Adjacent Coastal Risks Worth Knowing
US-17 truck crashes don’t happen in isolation on the Georgia coast. The same corridors that carry port freight also carry motorcycle accident lawyers‘ clients, and the marshes and waterways that border the highway feed our Darien boating accident lawyers and maritime injury lawyers caseloads from the same families. When post-crash care goes wrong — a missed bleed, a misread scan — our medical malpractice lawyers step in to pursue the additional negligence. For everything else under the umbrella, our top-of-funnel personal injury lawyers page lays out the firm’s full Georgia and South Carolina coverage.
Frequently Asked Questions
Q: How long do I have to file a truck accident lawsuit after a US-17 crash in Glynn County?

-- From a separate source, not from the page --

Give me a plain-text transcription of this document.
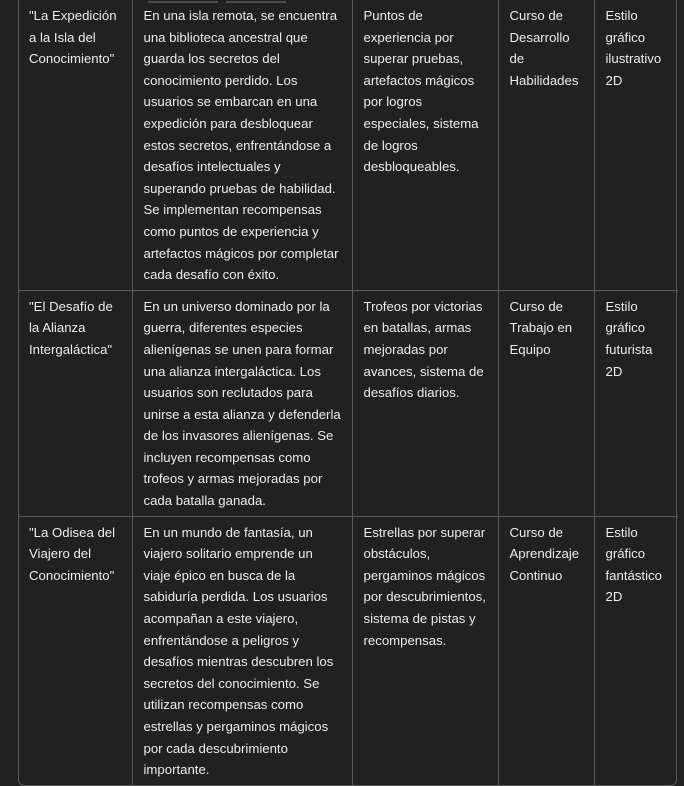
"La Expedición a la Isla del Conocimiento"	En una isla remota, se encuentra una biblioteca ancestral que guarda los secretos del conocimiento perdido. Los usuarios se embarcan en una expedición para desbloquear estos secretos, enfrentándose a desafíos intelectuales y superando pruebas de habilidad. Se implementan recompensas como puntos de experiencia y artefactos mágicos por completar cada desafío con éxito.	Puntos de experiencia por superar pruebas, artefactos mágicos por logros especiales, sistema de logros desbloqueables.	Curso de Desarrollo de Habilidades	Estilo gráfico ilustrativo 2D
"El Desafío de la Alianza Intergaláctica"	En un universo dominado por la guerra, diferentes especies alienígenas se unen para formar una alianza intergaláctica. Los usuarios son reclutados para unirse a esta alianza y defenderla de los invasores alienígenas. Se incluyen recompensas como trofeos y armas mejoradas por cada batalla ganada.	Trofeos por victorias en batallas, armas mejoradas por avances, sistema de desafíos diarios.	Curso de Trabajo en Equipo	Estilo gráfico futurista 2D
"La Odisea del Viajero del Conocimiento"	En un mundo de fantasía, un viajero solitario emprende un viaje épico en busca de la sabiduría perdida. Los usuarios acompañan a este viajero, enfrentándose a peligros y desafíos mientras descubren los secretos del conocimiento. Se utilizan recompensas como estrellas y pergaminos mágicos por cada descubrimiento importante.	Estrellas por superar obstáculos, pergaminos mágicos por descubrimientos, sistema de pistas y recompensas.	Curso de Aprendizaje Continuo	Estilo gráfico fantástico 2D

A: Under O.C.G.A. § 9-3-33, you have 2 years from the date of injury to file a personal-injury lawsuit in Georgia. If a government vehicle was involved, ante-litem notice is required much sooner — 6 months for a city under O.C.G.A. § 36-33-5, 12 months for the state under O.C.G.A. § 50-21-26.

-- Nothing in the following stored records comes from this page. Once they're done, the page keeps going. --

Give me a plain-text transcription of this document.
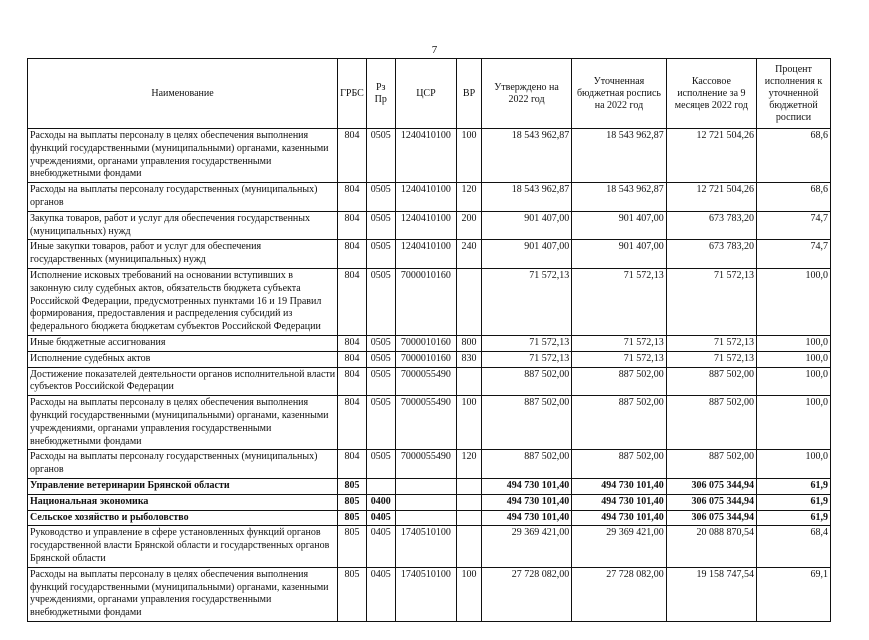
7
Наименование	ГРБС	Рз Пр	ЦСР	ВР	Утверждено на 2022 год	Уточненная бюджетная роспись на 2022 год	Кассовое исполнение за 9 месяцев 2022 год	Процент исполнения к уточненной бюджетной росписи
Расходы на выплаты персоналу в целях обеспечения выполнения функций государственными (муниципальными) органами, казенными учреждениями, органами управления государственными внебюджетными фондами	804	0505	1240410100	100	18 543 962,87	18 543 962,87	12 721 504,26	68,6
Расходы на выплаты персоналу государственных (муниципальных) органов	804	0505	1240410100	120	18 543 962,87	18 543 962,87	12 721 504,26	68,6
Закупка товаров, работ и услуг для обеспечения государственных (муниципальных) нужд	804	0505	1240410100	200	901 407,00	901 407,00	673 783,20	74,7
Иные закупки товаров, работ и услуг для обеспечения государственных (муниципальных) нужд	804	0505	1240410100	240	901 407,00	901 407,00	673 783,20	74,7
Исполнение исковых требований на основании вступивших в законную силу судебных актов, обязательств бюджета субъекта Российской Федерации, предусмотренных пунктами 16 и 19 Правил формирования, предоставления и распределения субсидий из федерального бюджета бюджетам субъектов Российской Федерации	804	0505	7000010160		71 572,13	71 572,13	71 572,13	100,0
Иные бюджетные ассигнования	804	0505	7000010160	800	71 572,13	71 572,13	71 572,13	100,0
Исполнение судебных актов	804	0505	7000010160	830	71 572,13	71 572,13	71 572,13	100,0
Достижение показателей деятельности органов исполнительной власти субъектов Российской Федерации	804	0505	7000055490		887 502,00	887 502,00	887 502,00	100,0
Расходы на выплаты персоналу в целях обеспечения выполнения функций государственными (муниципальными) органами, казенными учреждениями, органами управления государственными внебюджетными фондами	804	0505	7000055490	100	887 502,00	887 502,00	887 502,00	100,0
Расходы на выплаты персоналу государственных (муниципальных) органов	804	0505	7000055490	120	887 502,00	887 502,00	887 502,00	100,0
Управление ветеринарии Брянской области	805				494 730 101,40	494 730 101,40	306 075 344,94	61,9
Национальная экономика	805	0400			494 730 101,40	494 730 101,40	306 075 344,94	61,9
Сельское хозяйство и рыболовство	805	0405			494 730 101,40	494 730 101,40	306 075 344,94	61,9
Руководство и управление в сфере установленных функций органов государственной власти Брянской области и государственных органов Брянской области	805	0405	1740510100		29 369 421,00	29 369 421,00	20 088 870,54	68,4
Расходы на выплаты персоналу в целях обеспечения выполнения функций государственными (муниципальными) органами, казенными учреждениями, органами управления государственными внебюджетными фондами	805	0405	1740510100	100	27 728 082,00	27 728 082,00	19 158 747,54	69,1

Q: What if the trucking company says the crash was partly my fault?
A: Georgia uses modified comparative negligence at O.C.G.A. § 51-12-33, with a 50% bar. If you are found 49% at fault, you recover 51% of your damages. If you are 50% or more at fault, you recover nothing. Trucking insurers push this hard — reconstruction evidence and ECM data fight back.
Q: Where will my Glynn County truck-accident lawsuit actually be filed?
A: Most Glynn County personal-injury suits are filed in Glynn County State Court in Brunswick, part of the Brunswick Judicial Circuit. Larger or felony-adjacent cases go to Glynn County Superior Court. Federal cases with diversity jurisdiction file in the U.S. District Court for the Southern District of Georgia, Brunswick Division.
Q: The truck driver had a Florida or out-of-state plate — does that change anything?
A: Yes. Interstate trucking triggers the Federal Motor Carrier Safety Regulations (49 C.F.R.) on top of Georgia tort law, and the case may be removable to federal court. Out-of-state carriers also have to answer to USDOT compliance records, hours-of-service logs, and electronic ECM data that a Georgia attorney can subpoena early.
Q: What if the truck driver who hit me was drunk?
A: A DUI conviction under O.C.G.A. § 40-6-391 is persuasive evidence in your civil case and frequently supports a punitive-damages claim. If a Glynn County bar or restaurant over-served the driver before the crash, Georgia’s dram-shop statute at O.C.G.A. § 51-1-40 may open a separate claim against the establishment.
Q: How much does it cost to hire a Darien truck accident lawyer?
A: Nothing upfront. Roden Law handles truck-accident cases on contingency — we advance the costs of investigation, accident reconstruction, and expert witnesses, and you owe no legal fees unless we recover money for you. The initial consultation is free, and you can reach us at 1-844-RESULTS.
About the Author
This article was prepared under the supervision of Eric Roden, founding partner of Roden Law. Eric is admitted to practice in Georgia and South Carolina and has spent more than two decades representing injured people and grieving families across the Georgia coast — including Glynn, McIntosh, and Chatham counties. Roden Law operates a Darien office at 1108 North Way, Darien, Georgia 31305, approximately 12–15 miles north of the Broadfield cluster along US-17.